6 of 177 comments (clear)

  1. Next, Lego Will Make It a Creativity-Free Kit by curmudgeon99 · · Score: 3, Interesting

    Is it just me or does it seem that the Lego Corp has lost their way? When I was a kid, we used the generic Lego bricks to build a million different things--all based on our imaginations. Now the little brats do nothing but assemble kids with of all things directions. What happened to make up your own ideas? I've now seen so many kids who are unwilling to build anything that strays outside of the confines of "the kit". The creative building childhoods that had been the last remaining birthright of an American is now fading fast. Kids will not grow up creative in the states and we will drift along and invent nothing new.

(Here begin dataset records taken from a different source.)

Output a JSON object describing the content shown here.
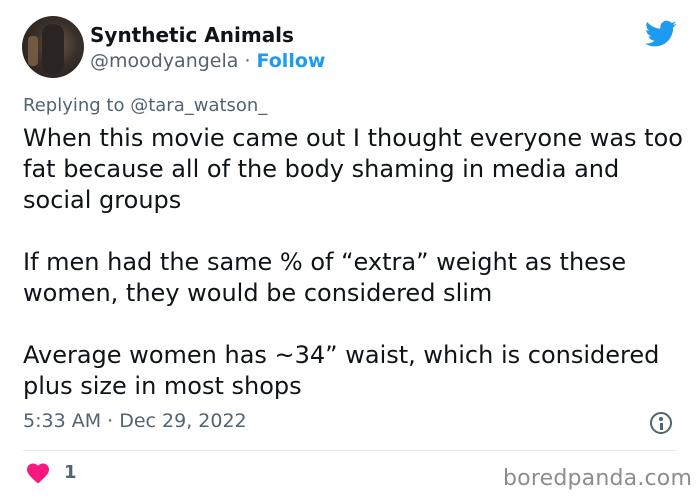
{
  "author": {
    "display_name": "Synthetic Animals",
    "handle": "@moodyangela",
    "separator": " · ",
    "follow_label": "Follow"
  },
  "reply": {
    "prefix": "Replying to ",
    "mention": "@tara_watson_"
  },
  "tweet": {
    "paragraphs": [
      "When this movie came out I thought everyone was too fat because all of the body shaming in media and social groups",
      "If men had the same % of “extra” weight as these women, they would be considered slim",
      "Average women has ~34” waist, which is considered plus size in most shops"
    ],
    "timestamp": "5:33 AM · Dec 29, 2022"
  },
  "engagement": {
    "likes": "1"
  },
  "watermark": "boredpanda.com",
  "icons": {
    "brand": "twitter-bird-icon",
    "info": "info-icon",
    "like": "heart-icon"
  },
  "colors": {
    "accent": "#1d9bf0",
    "heart": "#f91880",
    "muted_text": "#536471",
    "text": "#0f1419"
  }
}
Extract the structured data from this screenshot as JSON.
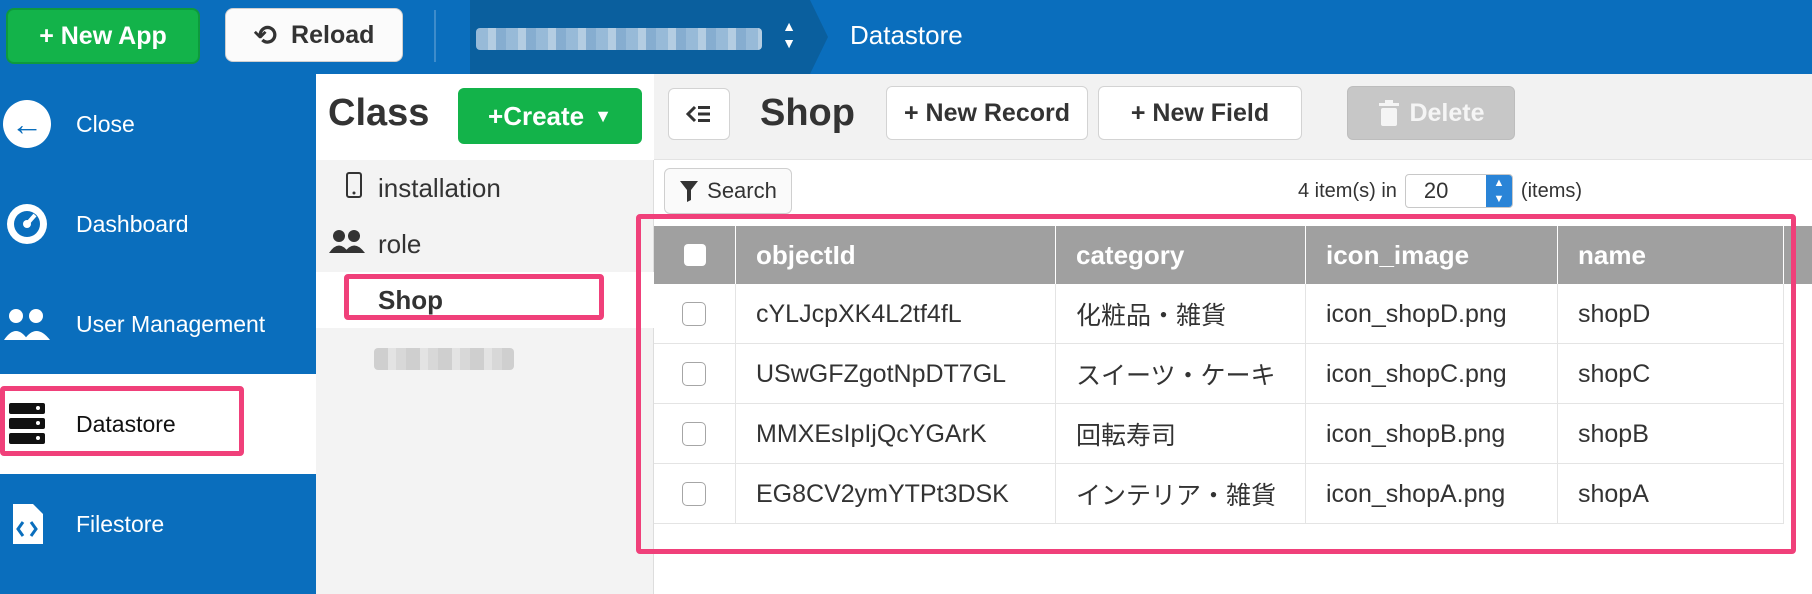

    1. Re:Next, Lego Will Make It a Creativity-Free Kit by niceone · · Score: 2, Interesting

      Things have moved on. but the creativity is still there. You can still get buckets full of plain bricks, but you can also download lego digital designer - free CAD for lego! How cool is that? And you can order all the individual bits you need from the store. And it works in linux via WINE.

    2. Re:Next, Lego Will Make It a Creativity-Free Kit by xaxa · · Score: 2, Interesting

      The real problem is if you go to these stores what happened to the real model kits. Where you get these plastic cut outs which you need to break off, chisels down, paint glue together (without melting the plastic from the highly toxic glue)....

      One incarnation of this would be Warhammer (or some other toy soldiers), but it's very expensive. I had much more fun assembling and painting the models than I did playing the game; I was never very good at the tactics. I was good at painting though.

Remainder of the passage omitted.